20 jan, 2021 • Cristina Nascimento , André Peralta (sonorização)
O WhatsApp anunciou uma alteração da sua política de privacidade que foi mal recebida pelos seus utilizadores. Desde o anúncio feito pela plataforma de mensagens, no início de janeiro, os serviços similares mais populares – Signal e Telegram – ganharam milhares de novos utilizadores.
O impacto foi de tal forma significativo que o WhatsApp acabou por adiar de 8 de fevereiro para 15 de maio a entrada em vigor das novas regras e procurou esclarecer melhor o que estava em causa: alegadamente uma transferência automática de dados entre o WhatsApp e o Facebook.
Ouvido pela Renascença, Anselmo Costa Freitas, advogado especialista em proteção de dados, considera que a reação dos utilizadores foi “desproporcionada” e garante que, na União Europeia, a lei de proteção de dados impede uma “transferência automática” de dados.
A mudança de política de dados anunciada pelo WhatsApp é profunda?
Eu penso que não houve propriamente uma mudança significativa. Estão realmente previstas alterações aos termos de utilização do WhatsApp, mas essas alterações não me parece que vão ter o alcance que tem sido falado e que tem gerado todo esse movimento. Parece-me que ou as coisas não terão sido bem comunicadas ou houve aqui uma reação que me parece um pouco desproporcionada.
Mas vai alguma coisa mudar, de alguma forma?
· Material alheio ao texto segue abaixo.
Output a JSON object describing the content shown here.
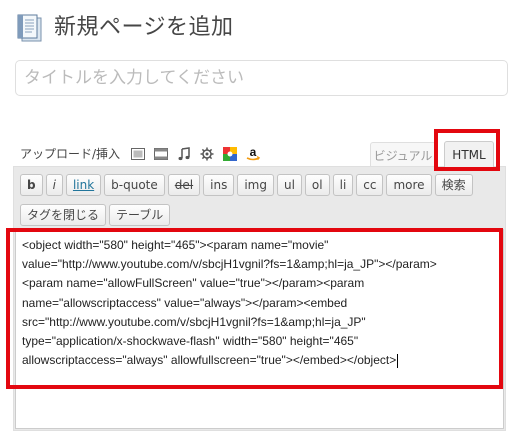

Os receios prendem-se com a possibilidade de transferência de dados do WhatsApp para o Facebook. Isto dito com esta simplicidade é uma coisa que não me parece que irá suceder. Aquilo que está em causa tem a ver com a presença de empresas e de mensagens empresariais no WhatsApp, a possibilidade do armazenamento essas mensagens, por um lado, e, depois, a interação que essas mensagens de ditas empresariais poderá ter com a publicidade do Facebook. Simplesmente tudo isto é opcional, nunca será obrigatório. Um utilizador do WhatsApp terá sempre a opção de receber estas mensagens de caráter empresarial e, portanto, não ne parece que vá haver uma transferência de dados automática entre o WhatsApp e o Facebook, transferência essa que, de resto, também nunca seria permitida de forma automática à luz da legislação europeia de proteção de dados que temos em vigor.
Há diferenças entre a legislação dos EUA e da Europa?
De facto, os Estados Unidos têm uma legislação de proteção de dados menos restritiva do que nós e existe transferência de dados do WhatsApp para o Facebook para efeitos comerciais. Isto na Europa não é possível, não seria nunca possível sem o prévio consentimento do utilizador, o utilizador teria sempre que dar o seu Consentimento e teria sempre que ter a possibilidade de se opor a essa transmissão de dados.
Se recebermos a mensagem, a pedir autorização para a mudança de politica de dados, o que devemos fazer?
Essa mensagem tem que me dar ou opção de me opor à transmissão de dados do WhatsApp para o Facebook. Isso é uma transmissão que não pode ocorrer sem o meu consentimento.
E se não aceitar, fico impedida de usar o WhatsApp?
Espero que não, porque isso seria, em meu entender, ilegítimo. No espaço europeu, não posso condicionar a prestação de um serviço ao consentimento à transferência de dados pessoais para uma outra entidade. Não posso condicionar a prestação de um serviço a esse tratamento dados pessoais, a não ser que demonstrasse que esse tratamento de dados pessoais era essencial à continuação da prestação de serviço e que sem isso eu não consigo continuar a prestar o serviço, o que neste caso concreto tenho muita dificuldade em conceber que isso possa acontecer, Não vejo que a continuação da prestação do serviço do WhatsApp dependa da transmissão de dados para o Facebook não vejo que uma coisa esteja tecnicamente dependente da outra. Portanto eu diria que, se ao recusar, me for impossibilitada a continuação de utilizar o Whatsapp, eu julgo que estaríamos perante uma prática ilegítima que viola o regulamento geral da proteção de dados.